Most recently, the index declined five times in a row in the months surrounding the October, 1987, stock market crash, from which the economy emerged unscathed.
In April, eight of the 11 forward-looking business statistics that make up the composite index pointed upward, led by an increase in manufacturers’ orders for consumer goods.
Other indicators making positive contributions were rising building permits; a longer average workweek; higher stock prices; a decrease in initial claims for jobless benefits; slower vendor deliveries, signaling stronger demand; a gain in orders for new plants and equipment, and an increase in manufacturers’ unfilled orders.
3 Indicators Drop
Three indicators pointed downward: a drop in an index measuring consumer confidence; a contraction in the money supply, and falling prices for sensitive materials, indicating slower demand.
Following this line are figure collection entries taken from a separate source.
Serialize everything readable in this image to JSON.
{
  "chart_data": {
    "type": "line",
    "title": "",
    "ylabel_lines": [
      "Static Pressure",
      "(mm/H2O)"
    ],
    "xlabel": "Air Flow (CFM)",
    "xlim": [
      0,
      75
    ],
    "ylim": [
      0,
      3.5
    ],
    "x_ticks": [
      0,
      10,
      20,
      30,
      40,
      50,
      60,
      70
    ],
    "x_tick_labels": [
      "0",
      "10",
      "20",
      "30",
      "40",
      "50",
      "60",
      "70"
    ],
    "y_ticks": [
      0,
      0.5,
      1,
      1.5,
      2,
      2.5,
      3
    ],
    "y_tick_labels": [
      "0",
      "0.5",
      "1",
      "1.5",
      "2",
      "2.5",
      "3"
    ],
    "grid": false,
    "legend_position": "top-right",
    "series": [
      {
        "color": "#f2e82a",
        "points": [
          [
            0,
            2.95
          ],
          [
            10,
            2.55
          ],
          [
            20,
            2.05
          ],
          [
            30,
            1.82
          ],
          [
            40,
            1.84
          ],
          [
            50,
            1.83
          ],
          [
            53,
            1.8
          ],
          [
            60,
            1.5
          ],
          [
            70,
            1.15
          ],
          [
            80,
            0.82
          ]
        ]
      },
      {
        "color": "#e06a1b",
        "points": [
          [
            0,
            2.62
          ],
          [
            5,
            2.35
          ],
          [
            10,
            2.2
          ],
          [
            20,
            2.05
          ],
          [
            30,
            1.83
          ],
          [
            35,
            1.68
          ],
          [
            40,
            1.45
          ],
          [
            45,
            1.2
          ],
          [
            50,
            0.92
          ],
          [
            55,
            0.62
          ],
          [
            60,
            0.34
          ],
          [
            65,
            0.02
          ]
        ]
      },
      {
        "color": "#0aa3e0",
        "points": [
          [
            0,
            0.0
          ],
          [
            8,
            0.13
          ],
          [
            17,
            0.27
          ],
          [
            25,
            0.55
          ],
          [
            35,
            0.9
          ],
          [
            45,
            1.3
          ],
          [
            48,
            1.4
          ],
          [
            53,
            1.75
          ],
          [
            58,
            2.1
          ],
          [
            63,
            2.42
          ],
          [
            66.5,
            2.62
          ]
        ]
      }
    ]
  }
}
The various changes left the index at 145.7% of its 1982 base of 100. The index has advanced 1.3% over the last six months, contrasted with a 1.7% increase over the previous six-month period.
Annable said recent reports on the economy’s performance indicate that growth will slow to a more sustainable level and “suggest this economy is in better shape for growth than even we optimists thought.”
Pessimists are also rethinking their views.
Robert Dederick, chief economist for Northern Trust Co. in Chicago, has been forecasting a mild recession by year’s end but now concedes, “The odds are by no means convincing, even to me.
“The evidence is coming on the side of a soft landing--continued but subdued growth.”
That is just what the Federal Reserve has been trying to produce by nudging up interest rates.
Dederick said an upturn in the index “doesn’t mean that we should be looking for the economy to go roaring off, but it does weaken the case that the slowdown is going to develop into recession proportions.”